The conversation with Charlie was surprisingly calm. She cried and agreed she needed help. I rang her GP who said my daughter was in the “pre-contemplation stage”. Charlie had some reservations about Hader Clinic Queensland, but I told this could be her last chance. My husband and I took out a loan for treatment. Olivia helped us to understand the intake process and access some educational resources.

Hader Clinic Queensland is a structured program – her first few days were difficult. She had a stress-induced fit, and became furious when she wasn’t allowed to call us when she had had her fit. Charlie was stood down for a week and came to Brisbane. She agreed to daily check-ins and drug tests with the staff at Head Office, then went back to complete her treatment.

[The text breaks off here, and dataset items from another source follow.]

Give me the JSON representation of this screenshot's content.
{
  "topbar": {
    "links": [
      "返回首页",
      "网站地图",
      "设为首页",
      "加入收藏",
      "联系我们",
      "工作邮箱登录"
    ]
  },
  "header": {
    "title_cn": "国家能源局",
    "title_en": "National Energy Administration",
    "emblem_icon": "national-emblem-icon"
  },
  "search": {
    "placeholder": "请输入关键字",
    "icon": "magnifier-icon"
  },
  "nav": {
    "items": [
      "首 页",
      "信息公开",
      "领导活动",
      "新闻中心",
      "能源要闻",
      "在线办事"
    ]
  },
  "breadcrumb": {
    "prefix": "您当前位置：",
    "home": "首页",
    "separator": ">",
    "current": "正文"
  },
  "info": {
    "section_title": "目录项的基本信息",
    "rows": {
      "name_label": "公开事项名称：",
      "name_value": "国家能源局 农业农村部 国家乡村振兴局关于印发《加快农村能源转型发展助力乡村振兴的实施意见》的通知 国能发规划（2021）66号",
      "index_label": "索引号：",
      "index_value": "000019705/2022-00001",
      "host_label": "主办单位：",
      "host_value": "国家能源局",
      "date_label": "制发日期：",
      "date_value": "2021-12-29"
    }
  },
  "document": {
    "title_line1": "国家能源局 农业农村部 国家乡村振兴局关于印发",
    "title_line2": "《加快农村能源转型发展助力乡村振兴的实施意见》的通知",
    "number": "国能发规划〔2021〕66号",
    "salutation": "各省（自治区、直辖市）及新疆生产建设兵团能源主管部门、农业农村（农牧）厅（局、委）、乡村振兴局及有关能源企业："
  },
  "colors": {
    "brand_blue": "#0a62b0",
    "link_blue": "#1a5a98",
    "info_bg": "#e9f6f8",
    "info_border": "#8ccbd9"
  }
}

A staff member who saw Charlie’s meltdown said that, underneath her rage, there was a frightened and vulnerable little girl. But since she came home from rehab, my daughter has become a woman. She was really committed to the process. During her stay, we talked on the phone, then went to visit her every week – first-day visits, then progressed to overnight leave – which she really enjoyed.

Hader Clinic Queensland is holistic. Charlie saw a psychiatrist and a counsellor, did exercise, ate nutritious food, and even massages. Physically she looks amazing now – healthy and glowing. Since leaving rehab, I’ve seen Charlie make good decisions for her wellbeing. She has firm boundaries and won’t be around drug-using friends or people who have relapsed. She did the intensive outpatient program, checking in with Hader Clinic Queensland staff for counselling and drug tests. And she still attends 12 Step Meetings. Nobody has to tell my daughter to do these things. Charlie is independently choosing a better life for herself.

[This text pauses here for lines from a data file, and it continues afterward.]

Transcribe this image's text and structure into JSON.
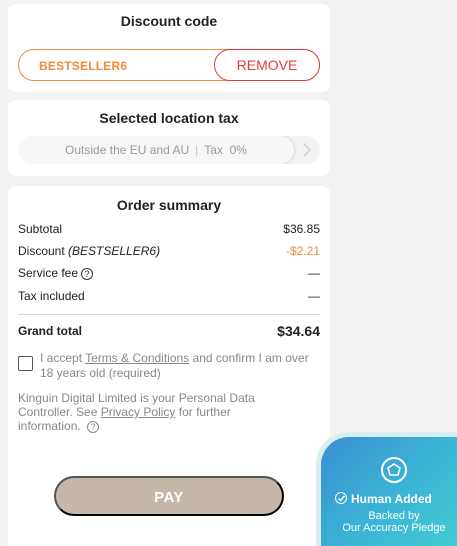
{
  "discount": {
    "title": "Discount code",
    "code": "BESTSELLER6",
    "remove_label": "REMOVE"
  },
  "location_tax": {
    "title": "Selected location tax",
    "region": "Outside the EU and AU",
    "tax": "Tax  0%"
  },
  "summary": {
    "title": "Order summary",
    "subtotal_label": "Subtotal",
    "subtotal_value": "$36.85",
    "discount_label": "Discount",
    "discount_code": "(BESTSELLER6)",
    "discount_value": "-$2.21",
    "service_fee_label": "Service fee",
    "service_fee_value": "—",
    "tax_included_label": "Tax included",
    "tax_included_value": "—",
    "grand_total_label": "Grand total",
    "grand_total_value": "$34.64"
  },
  "terms": {
    "text_before": "I accept ",
    "link": "Terms & Conditions",
    "text_after": " and confirm I am over 18 years old (required)"
  },
  "legal": {
    "text_before": "Kinguin Digital Limited is your Personal Data Controller. See ",
    "link": "Privacy Policy",
    "text_after": " for further information."
  },
  "pay_label": "PAY",
  "badge": {
    "title": "Human Added",
    "line1": "Backed by",
    "line2": "Our Accuracy Pledge"
  },
  "colors": {
    "accent_orange": "#f08a3c",
    "remove_red": "#e83a3a",
    "pay_button": "#c4b6a8"
  }
}
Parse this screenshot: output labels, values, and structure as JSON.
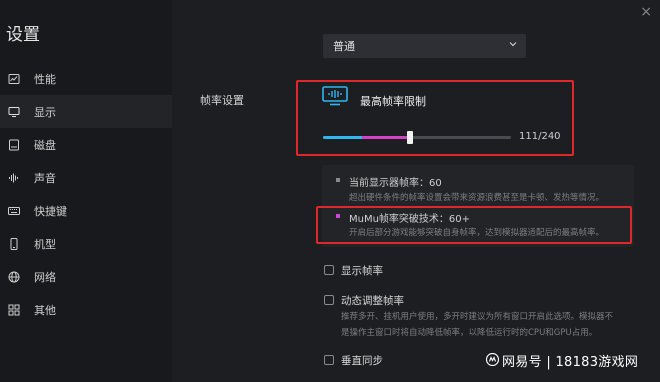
{
  "app": {
    "title": "设置"
  },
  "sidebar": {
    "items": [
      {
        "label": "性能",
        "icon": "performance-icon"
      },
      {
        "label": "显示",
        "icon": "monitor-icon",
        "active": true
      },
      {
        "label": "磁盘",
        "icon": "disk-icon"
      },
      {
        "label": "声音",
        "icon": "sound-icon"
      },
      {
        "label": "快捷键",
        "icon": "keyboard-icon"
      },
      {
        "label": "机型",
        "icon": "phone-icon"
      },
      {
        "label": "网络",
        "icon": "globe-icon"
      },
      {
        "label": "其他",
        "icon": "grid-icon"
      }
    ]
  },
  "display": {
    "quality_select": {
      "value": "普通"
    },
    "frame_rate": {
      "section_label": "帧率设置",
      "limit_title": "最高帧率限制",
      "slider": {
        "value": 111,
        "max": 240,
        "display": "111/240"
      }
    },
    "info": {
      "current_fps": {
        "title": "当前显示器帧率：60",
        "desc": "超出硬件条件的帧率设置会带来资源浪费甚至是卡顿、发热等情况。"
      },
      "mumu_boost": {
        "title": "MuMu帧率突破技术：60+",
        "desc": "开启后部分游戏能够突破自身帧率，达到模拟器适配后的最高帧率。"
      }
    },
    "options": {
      "show_fps": {
        "label": "显示帧率",
        "checked": false
      },
      "dynamic_fps": {
        "label": "动态调整帧率",
        "checked": false,
        "desc_line1": "推荐多开、挂机用户使用，多开时建议为所有窗口开启此选项。模拟器不",
        "desc_line2": "是操作主窗口时将自动降低帧率，以降低运行时的CPU和GPU占用。"
      },
      "vsync": {
        "label": "垂直同步",
        "checked": false
      }
    }
  },
  "watermark": {
    "text": "网易号 | 18183游戏网"
  },
  "colors": {
    "accent_blue": "#2fb6f2",
    "accent_pink": "#d541c6",
    "highlight_red": "#e0282a",
    "bullet_gray": "#8a8a8e",
    "bullet_purple": "#c64ad6"
  }
}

It used to be just my husband and I living by ourselves… Our kids were often struggling with their mental health, not talking to us or to each other. Now when I wake up for work in the morning, I see one daughter in the kitchen smiling and making coffee. The other is helping with the housework. Charlie puts her arms around me and asks me how I am. The girls go out shopping together, and we have dinner as a family. Perhaps one day we’ll get to go on a holiday. At the moment I’m just settling into the feeling of emotional peace.

Having a child with addiction is very isolating. I used to be afraid that if I died suddenly, Charlie would be unable to cope with nobody to look after her. But I don’t have those feelings anymore.

Before Charlie went for treatment, we didn’t know any other families who shared our experience. Hader Clinic Queensland made it possible for us to make those connections. There’s still plenty of stigma and judgement out there. But we’re not alone. I want to share my story with other parents who need help. If my daughter can do it, then I feel there is hope for anyone.

In my living room – next to a photo of the girls – is the medal Hader Clinic Queensland gave Charlie when she completed her 90-Day Program. Of all the trophies and awards she’s received in her life; this one is the most dear to my heart. I am so proud of my daughter.

 

Photographs of this client have been changed to protect their privacy.